Siempre he sido de los que se irritaban sobre manera con los niños llorones. Pocas cosas hay que me crispen tanto como tener en lugar público –sea vehículo, bar o restaurante- uno o varios críos haciendo de sirena de fábrica. Aún recuerdo con horror cómo en los asientos contiguos, pasillo por medio, en el último viaje que hice a Argentina, iba una pareja joven con dos niños muy pequeños, a cada cual más llorón.
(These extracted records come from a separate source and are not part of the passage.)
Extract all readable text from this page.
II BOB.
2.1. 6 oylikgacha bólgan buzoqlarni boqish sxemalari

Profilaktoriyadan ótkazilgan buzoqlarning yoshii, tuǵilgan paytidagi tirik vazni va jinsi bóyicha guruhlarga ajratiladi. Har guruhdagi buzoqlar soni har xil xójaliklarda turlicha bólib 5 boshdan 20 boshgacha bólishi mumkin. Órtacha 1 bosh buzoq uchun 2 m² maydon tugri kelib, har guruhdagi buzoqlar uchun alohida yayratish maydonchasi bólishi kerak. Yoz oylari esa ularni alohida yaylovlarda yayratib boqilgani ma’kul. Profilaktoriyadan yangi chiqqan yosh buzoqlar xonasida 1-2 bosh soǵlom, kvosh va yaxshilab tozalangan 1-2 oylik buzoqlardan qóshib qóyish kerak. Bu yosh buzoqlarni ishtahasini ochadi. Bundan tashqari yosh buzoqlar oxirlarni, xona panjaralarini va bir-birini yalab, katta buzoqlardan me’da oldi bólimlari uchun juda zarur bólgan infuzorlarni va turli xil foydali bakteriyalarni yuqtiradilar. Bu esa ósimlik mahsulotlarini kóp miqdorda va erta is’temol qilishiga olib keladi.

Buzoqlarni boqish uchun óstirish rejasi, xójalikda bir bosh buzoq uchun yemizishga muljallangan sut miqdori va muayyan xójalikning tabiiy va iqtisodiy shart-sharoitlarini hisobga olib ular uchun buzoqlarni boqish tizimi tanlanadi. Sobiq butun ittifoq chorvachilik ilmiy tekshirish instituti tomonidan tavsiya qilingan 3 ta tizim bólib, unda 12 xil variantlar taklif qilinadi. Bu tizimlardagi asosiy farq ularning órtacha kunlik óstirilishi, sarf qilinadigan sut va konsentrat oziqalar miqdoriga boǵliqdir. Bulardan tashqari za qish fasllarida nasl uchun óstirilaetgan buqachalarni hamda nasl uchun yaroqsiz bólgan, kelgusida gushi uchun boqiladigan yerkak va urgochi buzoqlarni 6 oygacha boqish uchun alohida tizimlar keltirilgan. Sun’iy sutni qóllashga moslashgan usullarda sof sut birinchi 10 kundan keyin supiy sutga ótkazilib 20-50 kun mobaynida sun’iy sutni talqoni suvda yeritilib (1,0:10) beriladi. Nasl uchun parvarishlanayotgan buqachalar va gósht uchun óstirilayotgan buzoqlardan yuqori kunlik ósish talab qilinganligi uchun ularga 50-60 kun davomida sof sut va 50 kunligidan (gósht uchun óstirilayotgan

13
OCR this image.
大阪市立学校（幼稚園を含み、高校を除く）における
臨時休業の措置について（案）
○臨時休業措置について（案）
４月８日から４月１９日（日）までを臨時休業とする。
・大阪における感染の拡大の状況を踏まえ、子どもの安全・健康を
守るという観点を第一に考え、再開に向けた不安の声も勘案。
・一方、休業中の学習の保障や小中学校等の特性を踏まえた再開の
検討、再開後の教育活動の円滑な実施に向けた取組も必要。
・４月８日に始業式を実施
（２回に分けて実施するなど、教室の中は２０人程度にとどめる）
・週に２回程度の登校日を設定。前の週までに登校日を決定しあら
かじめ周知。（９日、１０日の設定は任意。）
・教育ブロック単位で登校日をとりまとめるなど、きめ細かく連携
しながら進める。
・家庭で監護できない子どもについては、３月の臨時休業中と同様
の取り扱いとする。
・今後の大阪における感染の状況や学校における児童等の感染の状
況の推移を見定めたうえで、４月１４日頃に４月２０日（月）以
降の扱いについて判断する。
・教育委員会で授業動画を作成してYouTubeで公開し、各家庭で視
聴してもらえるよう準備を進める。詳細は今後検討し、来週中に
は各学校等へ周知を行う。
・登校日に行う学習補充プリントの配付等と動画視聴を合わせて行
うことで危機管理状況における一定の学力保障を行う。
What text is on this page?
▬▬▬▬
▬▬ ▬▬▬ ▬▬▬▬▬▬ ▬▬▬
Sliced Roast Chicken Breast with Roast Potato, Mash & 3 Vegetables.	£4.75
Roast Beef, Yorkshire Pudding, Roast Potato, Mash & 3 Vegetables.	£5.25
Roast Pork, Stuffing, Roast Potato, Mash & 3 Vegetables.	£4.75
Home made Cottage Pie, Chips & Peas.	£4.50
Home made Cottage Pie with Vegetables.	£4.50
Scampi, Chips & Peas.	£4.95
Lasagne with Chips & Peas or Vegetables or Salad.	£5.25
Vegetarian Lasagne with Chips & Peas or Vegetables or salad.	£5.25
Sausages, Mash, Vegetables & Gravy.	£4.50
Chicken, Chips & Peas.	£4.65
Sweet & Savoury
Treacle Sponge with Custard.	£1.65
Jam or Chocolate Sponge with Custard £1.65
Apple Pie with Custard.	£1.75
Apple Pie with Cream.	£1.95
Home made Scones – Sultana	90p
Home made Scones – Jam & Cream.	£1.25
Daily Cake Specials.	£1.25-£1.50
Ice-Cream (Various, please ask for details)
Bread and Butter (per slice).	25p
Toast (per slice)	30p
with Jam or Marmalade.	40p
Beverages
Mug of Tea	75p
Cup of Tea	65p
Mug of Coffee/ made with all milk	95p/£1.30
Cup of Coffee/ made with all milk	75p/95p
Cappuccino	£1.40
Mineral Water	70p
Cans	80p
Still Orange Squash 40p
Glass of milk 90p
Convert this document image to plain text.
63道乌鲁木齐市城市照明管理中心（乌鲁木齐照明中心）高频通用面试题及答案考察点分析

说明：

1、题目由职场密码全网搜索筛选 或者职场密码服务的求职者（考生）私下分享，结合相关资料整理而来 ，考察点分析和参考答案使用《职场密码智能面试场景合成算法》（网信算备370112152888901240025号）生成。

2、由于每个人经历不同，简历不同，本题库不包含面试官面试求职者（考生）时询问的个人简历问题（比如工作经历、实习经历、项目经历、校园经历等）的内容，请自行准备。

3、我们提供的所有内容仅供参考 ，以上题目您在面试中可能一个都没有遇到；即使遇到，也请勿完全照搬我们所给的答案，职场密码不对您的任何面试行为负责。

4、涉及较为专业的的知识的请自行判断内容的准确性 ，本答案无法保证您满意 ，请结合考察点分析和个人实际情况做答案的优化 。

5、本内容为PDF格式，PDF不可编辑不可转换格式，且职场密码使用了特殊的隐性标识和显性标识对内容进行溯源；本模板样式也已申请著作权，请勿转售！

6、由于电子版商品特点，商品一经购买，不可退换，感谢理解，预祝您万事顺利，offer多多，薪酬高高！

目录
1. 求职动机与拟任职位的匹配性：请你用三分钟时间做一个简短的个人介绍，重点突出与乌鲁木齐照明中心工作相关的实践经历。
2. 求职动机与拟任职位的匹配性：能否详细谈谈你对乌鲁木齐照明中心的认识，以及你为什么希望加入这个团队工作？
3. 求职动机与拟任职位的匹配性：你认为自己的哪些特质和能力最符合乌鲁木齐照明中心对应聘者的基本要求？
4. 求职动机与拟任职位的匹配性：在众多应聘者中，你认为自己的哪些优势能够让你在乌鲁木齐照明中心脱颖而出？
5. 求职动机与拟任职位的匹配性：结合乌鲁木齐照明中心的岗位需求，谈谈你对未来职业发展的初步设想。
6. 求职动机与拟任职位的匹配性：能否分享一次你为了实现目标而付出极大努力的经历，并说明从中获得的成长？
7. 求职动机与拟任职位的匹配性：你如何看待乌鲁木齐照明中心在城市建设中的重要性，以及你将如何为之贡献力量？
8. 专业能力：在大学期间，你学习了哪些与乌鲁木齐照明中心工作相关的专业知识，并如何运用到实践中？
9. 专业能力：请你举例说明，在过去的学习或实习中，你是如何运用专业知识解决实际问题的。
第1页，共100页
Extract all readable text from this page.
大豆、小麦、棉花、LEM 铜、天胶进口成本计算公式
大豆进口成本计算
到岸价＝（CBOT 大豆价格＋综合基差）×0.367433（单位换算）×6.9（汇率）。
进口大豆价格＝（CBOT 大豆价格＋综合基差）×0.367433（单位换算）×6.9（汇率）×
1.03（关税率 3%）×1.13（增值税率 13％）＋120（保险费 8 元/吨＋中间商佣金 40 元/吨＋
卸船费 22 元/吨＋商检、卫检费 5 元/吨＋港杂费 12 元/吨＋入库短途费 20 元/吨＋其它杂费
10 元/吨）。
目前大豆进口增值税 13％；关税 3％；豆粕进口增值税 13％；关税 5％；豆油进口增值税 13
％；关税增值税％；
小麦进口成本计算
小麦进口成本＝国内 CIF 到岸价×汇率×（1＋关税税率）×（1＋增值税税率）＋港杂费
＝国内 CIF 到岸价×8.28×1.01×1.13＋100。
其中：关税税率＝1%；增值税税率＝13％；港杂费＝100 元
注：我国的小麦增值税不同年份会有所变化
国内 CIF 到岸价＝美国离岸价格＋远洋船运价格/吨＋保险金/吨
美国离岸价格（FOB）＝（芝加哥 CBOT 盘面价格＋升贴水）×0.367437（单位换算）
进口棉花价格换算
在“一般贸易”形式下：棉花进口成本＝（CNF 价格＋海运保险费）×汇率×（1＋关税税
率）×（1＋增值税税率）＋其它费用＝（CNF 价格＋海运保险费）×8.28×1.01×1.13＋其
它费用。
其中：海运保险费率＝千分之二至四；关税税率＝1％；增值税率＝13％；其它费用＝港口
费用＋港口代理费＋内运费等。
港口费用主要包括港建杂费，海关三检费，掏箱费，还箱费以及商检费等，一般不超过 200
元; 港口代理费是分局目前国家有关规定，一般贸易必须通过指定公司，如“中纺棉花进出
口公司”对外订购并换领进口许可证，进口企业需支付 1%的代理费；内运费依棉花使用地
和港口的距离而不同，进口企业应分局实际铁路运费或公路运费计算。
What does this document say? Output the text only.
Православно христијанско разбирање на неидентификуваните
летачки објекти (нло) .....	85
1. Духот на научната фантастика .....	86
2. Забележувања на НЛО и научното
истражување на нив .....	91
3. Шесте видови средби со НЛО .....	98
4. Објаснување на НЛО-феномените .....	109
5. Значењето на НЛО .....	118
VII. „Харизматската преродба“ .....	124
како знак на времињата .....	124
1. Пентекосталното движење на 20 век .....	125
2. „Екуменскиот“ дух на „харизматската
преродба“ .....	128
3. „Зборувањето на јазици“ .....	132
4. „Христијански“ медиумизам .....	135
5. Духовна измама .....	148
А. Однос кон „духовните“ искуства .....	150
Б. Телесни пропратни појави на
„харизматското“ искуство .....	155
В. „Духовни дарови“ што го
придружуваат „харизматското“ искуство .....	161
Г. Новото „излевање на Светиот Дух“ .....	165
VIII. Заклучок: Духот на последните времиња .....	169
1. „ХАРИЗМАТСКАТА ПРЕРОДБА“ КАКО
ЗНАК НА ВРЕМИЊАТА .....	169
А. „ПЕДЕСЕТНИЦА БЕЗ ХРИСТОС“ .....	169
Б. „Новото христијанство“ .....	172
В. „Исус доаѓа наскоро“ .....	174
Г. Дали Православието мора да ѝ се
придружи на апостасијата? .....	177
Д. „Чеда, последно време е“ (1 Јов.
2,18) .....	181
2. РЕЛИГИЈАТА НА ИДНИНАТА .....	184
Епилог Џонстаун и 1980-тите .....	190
Ya pueden imaginar lo que dormimos los pasajeros en un radio de media docena de asientos… y son doce horas de vuelo.

Pero el caso es que el otro día en el autobús me sorprendió mucho escuchar llorar a un bebé. Me sorprendió porque al principio no sabía muy bien que era. Y eso me hizo caer en la cuenta de cuánto hacía que no escuchaba llorar a un niño. Hay muchos menos en Madrid de los que había en tiempos. Este era hijo de inmigrante sudamericana y su madre le llevaba a la antigua usanza; es decir: en brazos. Quizá eso también influye en el menos llorar de ahora. Aparte de menos niños, a casi todos los llevan en carrito, lo cual ayuda a la comodidad… a la suya al menos, porque hay madres que se empeñan en entra con esos armatostes en vagones de metro atestados en hora punta, empujando y arrollando a diestro y siniestro.

En fin, que a uno le abandonan las cosas sin que se de muchas veces cuenta. Hasta que cae. El lloro de los niños ha ido abandonando los lugares públicos madrileños poco a poco, sin ser apercibido ni tampoco echado de menos, siguiendo un descenso parejo a la curva de natalidad. Luego, cuando te vuelves a encontrar con uno, si no lo añoras –sigue siendo enervante- sí que te acomete esa sensación de fugacidad, porque el tiempo pasa.